To nie jest problem, gdy czekoladki zawierają alkohol. Pod warunkiem, że są dla dorosłych. To zaś wyrób specjalnie dla dzieci, a konkretnie, jak sugeruje opakowanie, pierwszokomunijnych. Producent, chcąc sprzedać słodycze akurat w tym sezonie, na tradycyjne pudełko założył kolejne - okolicznościowe.
Jak się tłumaczy Wawel ze swoich alkoholowych czekoladek dla dzieci?
- "Czekoladki Koncertowe. W dniu pierwszej komunii" to okazjonalne, deserowe wyroby, które od wielu lat sprawdzają się jako słodki upominek z okazji tej wyjątkowej uroczystości - twierdzi Karolina Bukałaz biura prasowego firmy Wawel. - W ich składzie znajduje się śladowa ilość alkoholu (1 g zawiera go 0,025 g - red.). Nie ma to wpływu na zdrowie i organizm człowieka. Alkohol jest powszechnie stosowany w przemyśle cukierniczym do wyrobu tego typu pralin i czekoladek. Zwiększa bezpieczeństwo mikrobiologiczne.

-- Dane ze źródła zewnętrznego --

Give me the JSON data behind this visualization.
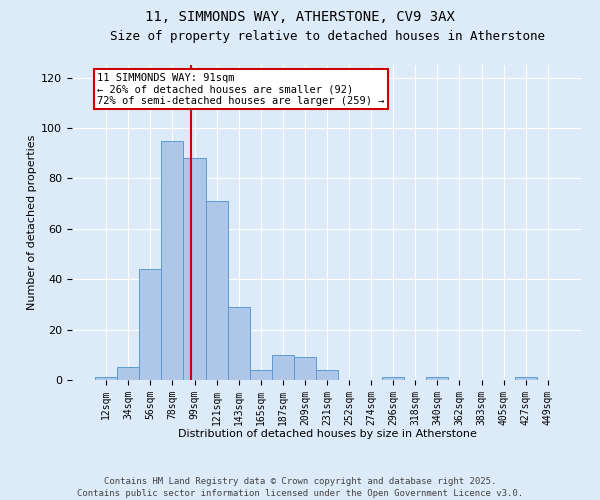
{
  "title1": "11, SIMMONDS WAY, ATHERSTONE, CV9 3AX",
  "title2": "Size of property relative to detached houses in Atherstone",
  "xlabel": "Distribution of detached houses by size in Atherstone",
  "ylabel": "Number of detached properties",
  "bin_labels": [
    "12sqm",
    "34sqm",
    "56sqm",
    "78sqm",
    "99sqm",
    "121sqm",
    "143sqm",
    "165sqm",
    "187sqm",
    "209sqm",
    "231sqm",
    "252sqm",
    "274sqm",
    "296sqm",
    "318sqm",
    "340sqm",
    "362sqm",
    "383sqm",
    "405sqm",
    "427sqm",
    "449sqm"
  ],
  "bar_values": [
    1,
    5,
    44,
    95,
    88,
    71,
    29,
    4,
    10,
    9,
    4,
    0,
    0,
    1,
    0,
    1,
    0,
    0,
    0,
    1,
    0
  ],
  "bar_color": "#aec6e8",
  "bar_edge_color": "#5b9bd5",
  "background_color": "#ddeaf8",
  "grid_color": "#ffffff",
  "vline_color": "#cc0000",
  "annotation_text": "11 SIMMONDS WAY: 91sqm\n← 26% of detached houses are smaller (92)\n72% of semi-detached houses are larger (259) →",
  "annotation_box_color": "#ffffff",
  "annotation_box_edge": "#cc0000",
  "ylim": [
    0,
    125
  ],
  "yticks": [
    0,
    20,
    40,
    60,
    80,
    100,
    120
  ],
  "footnote": "Contains HM Land Registry data © Crown copyright and database right 2025.\nContains public sector information licensed under the Open Government Licence v3.0.",
  "title1_fontsize": 10,
  "title2_fontsize": 9,
  "axis_label_fontsize": 8,
  "tick_fontsize": 7,
  "annotation_fontsize": 7.5,
  "footnote_fontsize": 6.5,
  "vline_bin_index": 3.82
}
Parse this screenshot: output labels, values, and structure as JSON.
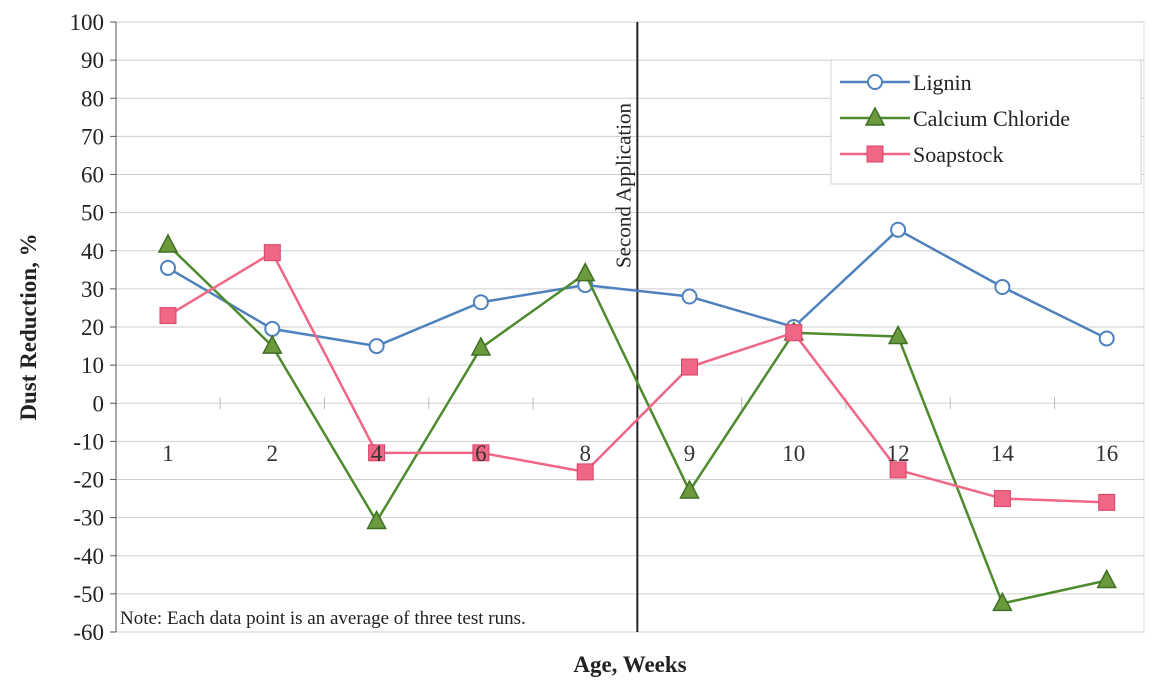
{
  "chart_data": {
    "type": "line",
    "categories": [
      "1",
      "2",
      "4",
      "6",
      "8",
      "9",
      "10",
      "12",
      "14",
      "16"
    ],
    "xlabel": "Age, Weeks",
    "ylabel": "Dust Reduction, %",
    "ylim": [
      -60,
      100
    ],
    "yticks": [
      100,
      90,
      80,
      70,
      60,
      50,
      40,
      30,
      20,
      10,
      0,
      -10,
      -20,
      -30,
      -40,
      -50,
      -60
    ],
    "grid": true,
    "legend_position": "top-right",
    "series": [
      {
        "name": "Lignin",
        "marker": "circle",
        "color": "#4F81BD",
        "values": [
          35.5,
          19.5,
          15,
          26.5,
          31,
          28,
          20,
          45.5,
          30.5,
          17
        ]
      },
      {
        "name": "Calcium Chloride",
        "marker": "triangle",
        "color": "#4E8B2E",
        "values": [
          41.5,
          15,
          -31,
          14.5,
          34,
          -23,
          18.5,
          17.5,
          -52.5,
          -46.5
        ]
      },
      {
        "name": "Soapstock",
        "marker": "square",
        "color": "#F06685",
        "values": [
          23,
          39.5,
          -13,
          -13,
          -18,
          9.5,
          18.5,
          -17.5,
          -25,
          -26
        ]
      }
    ],
    "annotations": [
      {
        "text": "Second Application",
        "between": [
          "8",
          "9"
        ]
      },
      {
        "text": "Note: Each data point is an average of three test runs."
      }
    ]
  }
}
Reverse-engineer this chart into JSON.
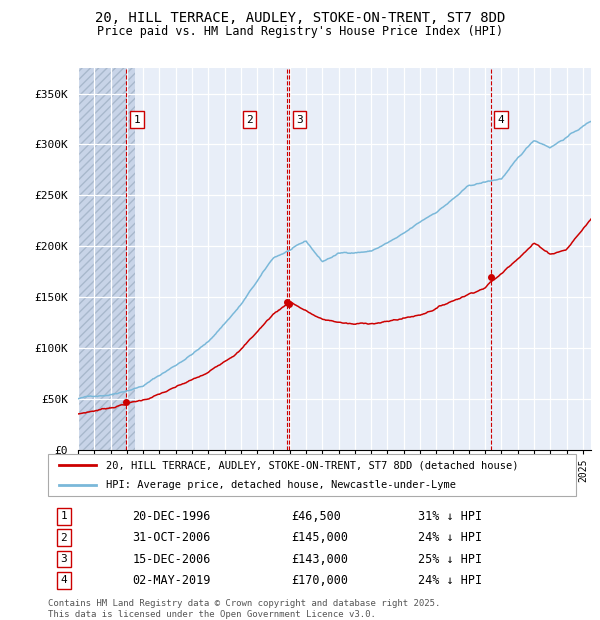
{
  "title": "20, HILL TERRACE, AUDLEY, STOKE-ON-TRENT, ST7 8DD",
  "subtitle": "Price paid vs. HM Land Registry's House Price Index (HPI)",
  "ylim": [
    0,
    375000
  ],
  "yticks": [
    0,
    50000,
    100000,
    150000,
    200000,
    250000,
    300000,
    350000
  ],
  "ytick_labels": [
    "£0",
    "£50K",
    "£100K",
    "£150K",
    "£200K",
    "£250K",
    "£300K",
    "£350K"
  ],
  "hpi_color": "#7ab8d9",
  "price_color": "#cc0000",
  "vline_color": "#cc0000",
  "legend_label_price": "20, HILL TERRACE, AUDLEY, STOKE-ON-TRENT, ST7 8DD (detached house)",
  "legend_label_hpi": "HPI: Average price, detached house, Newcastle-under-Lyme",
  "transactions": [
    {
      "num": 1,
      "date_x": 1996.97,
      "price": 46500
    },
    {
      "num": 2,
      "date_x": 2006.83,
      "price": 145000
    },
    {
      "num": 3,
      "date_x": 2006.96,
      "price": 143000
    },
    {
      "num": 4,
      "date_x": 2019.33,
      "price": 170000
    }
  ],
  "table_rows": [
    {
      "num": "1",
      "date": "20-DEC-1996",
      "price": "£46,500",
      "note": "31% ↓ HPI"
    },
    {
      "num": "2",
      "date": "31-OCT-2006",
      "price": "£145,000",
      "note": "24% ↓ HPI"
    },
    {
      "num": "3",
      "date": "15-DEC-2006",
      "price": "£143,000",
      "note": "25% ↓ HPI"
    },
    {
      "num": "4",
      "date": "02-MAY-2019",
      "price": "£170,000",
      "note": "24% ↓ HPI"
    }
  ],
  "footer": "Contains HM Land Registry data © Crown copyright and database right 2025.\nThis data is licensed under the Open Government Licence v3.0.",
  "xmin": 1994.0,
  "xmax": 2025.5,
  "hatch_xmax": 1997.5
}
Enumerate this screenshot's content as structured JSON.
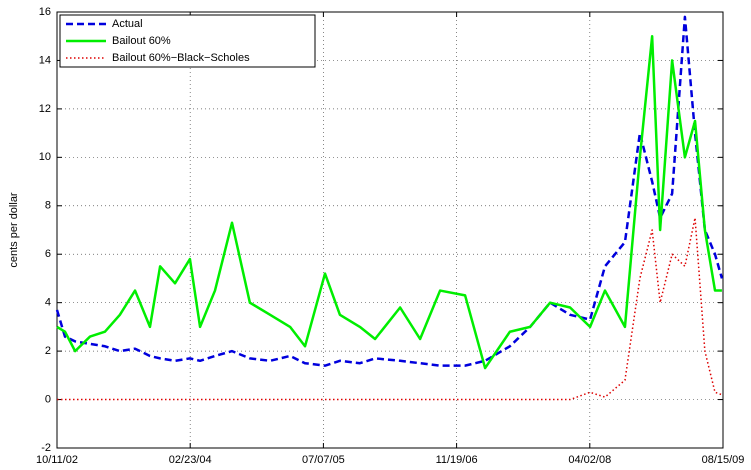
{
  "chart_data": {
    "type": "line",
    "y_label": "cents per dollar",
    "x": [
      "2002-10-11",
      "2002-11-10",
      "2002-12-18",
      "2003-02-12",
      "2003-04-09",
      "2003-06-04",
      "2003-07-31",
      "2003-09-25",
      "2003-11-02",
      "2003-12-28",
      "2004-02-22",
      "2004-03-31",
      "2004-05-26",
      "2004-07-29",
      "2004-10-04",
      "2004-12-19",
      "2005-03-04",
      "2005-04-29",
      "2005-07-13",
      "2005-09-07",
      "2005-11-21",
      "2006-01-17",
      "2006-04-21",
      "2006-07-05",
      "2006-09-18",
      "2006-12-21",
      "2007-03-06",
      "2007-06-07",
      "2007-08-22",
      "2007-11-05",
      "2008-01-19",
      "2008-04-03",
      "2008-05-29",
      "2008-08-12",
      "2008-10-07",
      "2008-11-22",
      "2008-12-22",
      "2009-02-05",
      "2009-03-25",
      "2009-05-02",
      "2009-06-08",
      "2009-07-16",
      "2009-08-11"
    ],
    "series": [
      {
        "name": "Actual",
        "color": "#0000dd",
        "line_style": "dashed",
        "values": [
          3.7,
          2.6,
          2.4,
          2.3,
          2.2,
          2.0,
          2.1,
          1.8,
          1.7,
          1.6,
          1.7,
          1.6,
          1.8,
          2.0,
          1.7,
          1.6,
          1.8,
          1.5,
          1.4,
          1.6,
          1.5,
          1.7,
          1.6,
          1.5,
          1.4,
          1.4,
          1.6,
          2.2,
          3.0,
          4.0,
          3.5,
          3.3,
          5.5,
          6.5,
          11.0,
          9.0,
          7.5,
          8.5,
          15.8,
          11.0,
          7.0,
          6.0,
          5.0
        ]
      },
      {
        "name": "Bailout 60%",
        "color": "#00ee00",
        "line_style": "solid",
        "values": [
          3.0,
          2.8,
          2.0,
          2.6,
          2.8,
          3.5,
          4.5,
          3.0,
          5.5,
          4.8,
          5.8,
          3.0,
          4.5,
          7.3,
          4.0,
          3.5,
          3.0,
          2.2,
          5.2,
          3.5,
          3.0,
          2.5,
          3.8,
          2.5,
          4.5,
          4.3,
          1.3,
          2.8,
          3.0,
          4.0,
          3.8,
          3.0,
          4.5,
          3.0,
          10.0,
          15.0,
          7.0,
          14.0,
          10.0,
          11.5,
          7.0,
          4.5,
          4.5
        ]
      },
      {
        "name": "Bailout 60%−Black−Scholes",
        "color": "#dd0000",
        "line_style": "dotted",
        "values": [
          0,
          0,
          0,
          0,
          0,
          0,
          0,
          0,
          0,
          0,
          0,
          0,
          0,
          0,
          0,
          0,
          0,
          0,
          0,
          0,
          0,
          0,
          0,
          0,
          0,
          0,
          0,
          0,
          0,
          0,
          0,
          0.3,
          0.1,
          0.8,
          5.0,
          7.0,
          4.0,
          6.0,
          5.5,
          7.5,
          2.0,
          0.3,
          0.2
        ]
      }
    ],
    "xlim": [
      "2002-10-11",
      "2009-08-15"
    ],
    "xticks": [
      {
        "value": "2002-10-11",
        "label": "10/11/02"
      },
      {
        "value": "2004-02-23",
        "label": "02/23/04"
      },
      {
        "value": "2005-07-07",
        "label": "07/07/05"
      },
      {
        "value": "2006-11-19",
        "label": "11/19/06"
      },
      {
        "value": "2008-04-02",
        "label": "04/02/08"
      },
      {
        "value": "2009-08-15",
        "label": "08/15/09"
      }
    ],
    "ylim": [
      -2,
      16
    ],
    "yticks": [
      -2,
      0,
      2,
      4,
      6,
      8,
      10,
      12,
      14,
      16
    ],
    "grid": true,
    "legend": "upper left"
  }
}
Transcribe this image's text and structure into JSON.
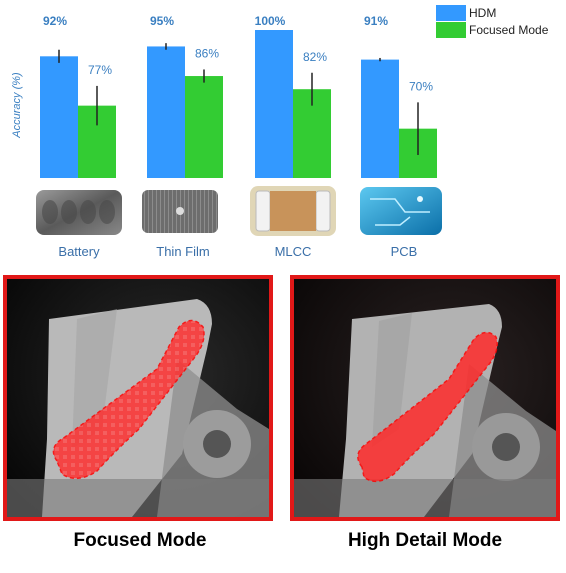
{
  "chart_data": {
    "type": "bar",
    "categories": [
      "Battery",
      "Thin Film",
      "MLCC",
      "PCB"
    ],
    "series": [
      {
        "name": "HDM",
        "values": [
          92,
          95,
          100,
          91
        ],
        "value_labels": [
          "92%",
          "95%",
          "100%",
          "91%"
        ],
        "error": [
          2,
          1,
          0,
          0.5
        ],
        "color": "#3399ff"
      },
      {
        "name": "Focused Mode",
        "values": [
          77,
          86,
          82,
          70
        ],
        "value_labels": [
          "77%",
          "86%",
          "82%",
          "70%"
        ],
        "error": [
          6,
          2,
          5,
          8
        ],
        "color": "#33cc33"
      }
    ],
    "ylabel": "Accuracy (%)",
    "ylim": [
      55,
      100
    ],
    "grid": false,
    "legend": "top-right"
  },
  "sample_icons": [
    "battery-sample-icon",
    "thin-film-sample-icon",
    "mlcc-sample-icon",
    "pcb-sample-icon"
  ],
  "panels": {
    "left_caption": "Focused Mode",
    "right_caption": "High Detail Mode",
    "border_color": "#e11818",
    "highlight_color": "#ff2a2a"
  }
}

Ojciec Grzegorz Góralski, założyciel bydgoskiego stowarzyszenia Alwernia, które m.in. pomaga osobom uzależnionym od alkoholu uważa, że to nieetyczne praktyki: - Producent wykorzystując symbole katolickiego święta manipuluje klientem, by mu sprzedać swój wyrób. Czekoladki nigdy nie powinny trafić w ręce dzieci!
Śmieszą tłumaczenia firmy Wawel. Tylko 0,025 g spirytusu w 1 g? Bo to przecież dokładnie o tyle samo za dużo dla dzieci.